I call him the wolf. From so far in my past as to be but a vague memory to me, he prowls the midnight hours of my stolen youth. Shrouded in promise, he paces the halls of my memory, each step ringing through the restless breaths of my mourning. He bears no name, no title but the "Wolf" as to give him a name would be to give a face to that which has become but an idea. To name him would be to admit the humanity he has forsaken in his reckless abandon of himself and all that he once stood for.

From the shadows, cast long by the lateness of the hour and the mind, his teeth drop with the blood of oaths cast aside. His claws, sharper than the knives he used to brand me a liar, scratch the surface of who I once was. Scared, alone, afraid, unsure. Eyes that haunt my nightmares hang in the gloom of repressed conciousness and screams no one heard. He is the wolf of the midnight hour.

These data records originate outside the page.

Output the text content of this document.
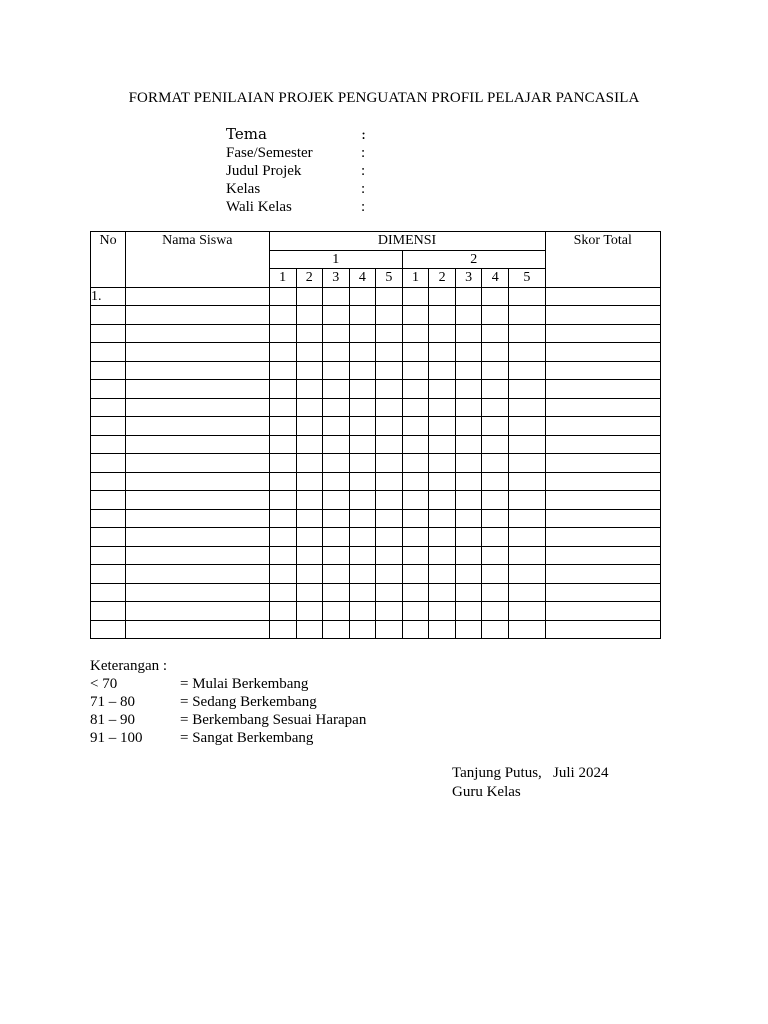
FORMAT PENILAIAN PROJEK PENGUATAN PROFIL PELAJAR PANCASILA
Tema	:
Fase/Semester	:
Judul Projek	:
Kelas	:
Wali Kelas	:
No	Nama Siswa	DIMENSI										Skor Total
		1					2					
		1	2	3	4	5	1	2	3	4	5	
1.												

Keterangan :
< 70	= Mulai Berkembang
71 – 80	= Sedang Berkembang
81 – 90	= Berkembang Sesuai Harapan
91 – 100	= Sangat Berkembang
Tanjung Putus,   Juli 2024
Guru Kelas
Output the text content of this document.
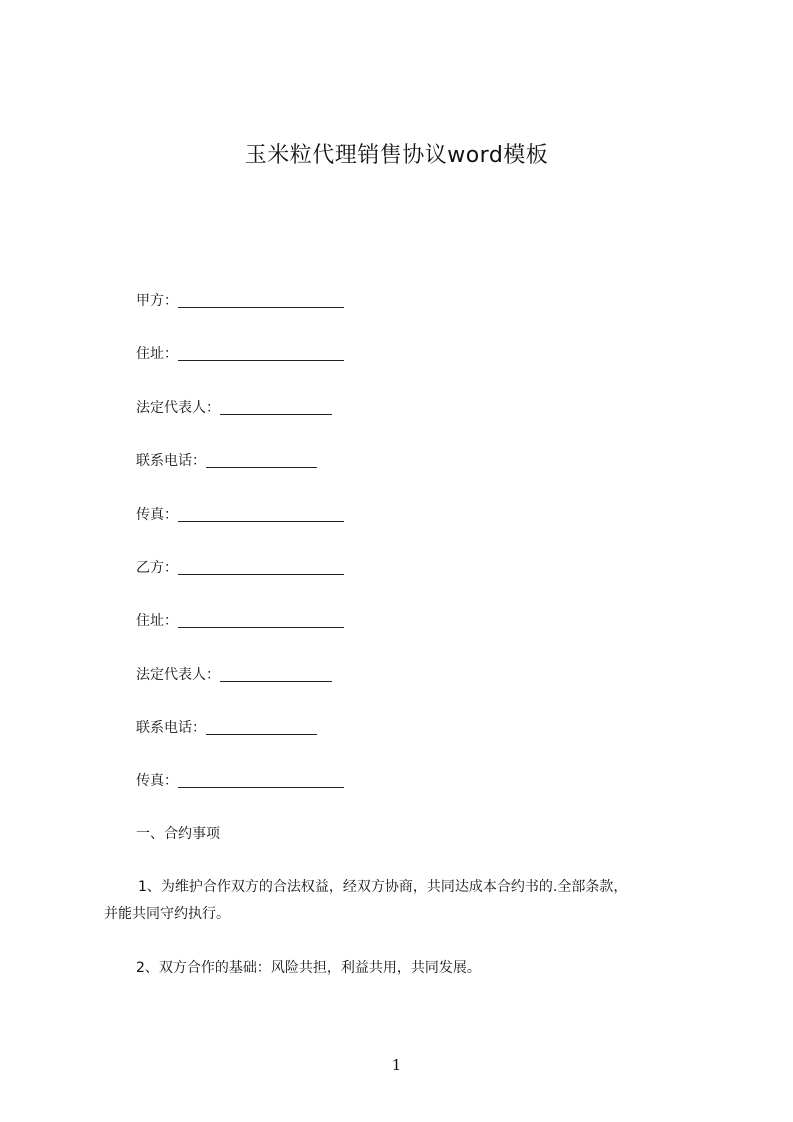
玉米粒代理销售协议word模板
甲方：
住址：
法定代表人：
联系电话：
传真：
乙方：
住址：
法定代表人：
联系电话：
传真：
一、合约事项
1、为维护合作双方的合法权益，经双方协商，共同达成本合约书的.全部条款，
并能共同守约执行。
2、双方合作的基础：风险共担，利益共用，共同发展。
1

Under the weight of his predatory eyes, I feel shame burning beneath my skin. The skin that he claimed without sanction. I am filled with an old anger, one I thought I had laid aside. But as I find the wolf outside my door once more, I find bile rising within me. Everything I told myself were dead and buried claw their way up from the grave I dug for myself. I am angry. Not at him, but at myself. For not fighting, not fleeing, not standing up. Instead, I gave in and gave up. When I was backed into a corner, I did not fight. I would not fight for who I was because I did not believe in who I would become. The world told me that the wolf had changed. Surely it had been a misunderstanding. Pity is cheap commodity among the unbelievers. After all.... With my history and the kind of girl I was... Well... Surely he is no longer the one I know so well. I went willingly into the wolves' den because this time he is different. This time he's changed. This time he means it. He always meant it.

He is the wolf, and though a wolf may donn the clothing of a friend and come before me in contrite amendment, he is still the wolf. He is still the wolf that uses the sympathy of a friend as a foot in the door. He who I called brother, friend, with his soot stained lungs and borrowed promises is always the wolf. No matter the phrases that drip from his gilded tongue in covenant oaths of change, he is and always will be the wolf who twists late night weaknesses into streaming banners of anathema. Who garbed himself in innocents borne of betrayal and deceit. He is my wolf.
SW-User
This is disturbing. I hope writing about it is good for you.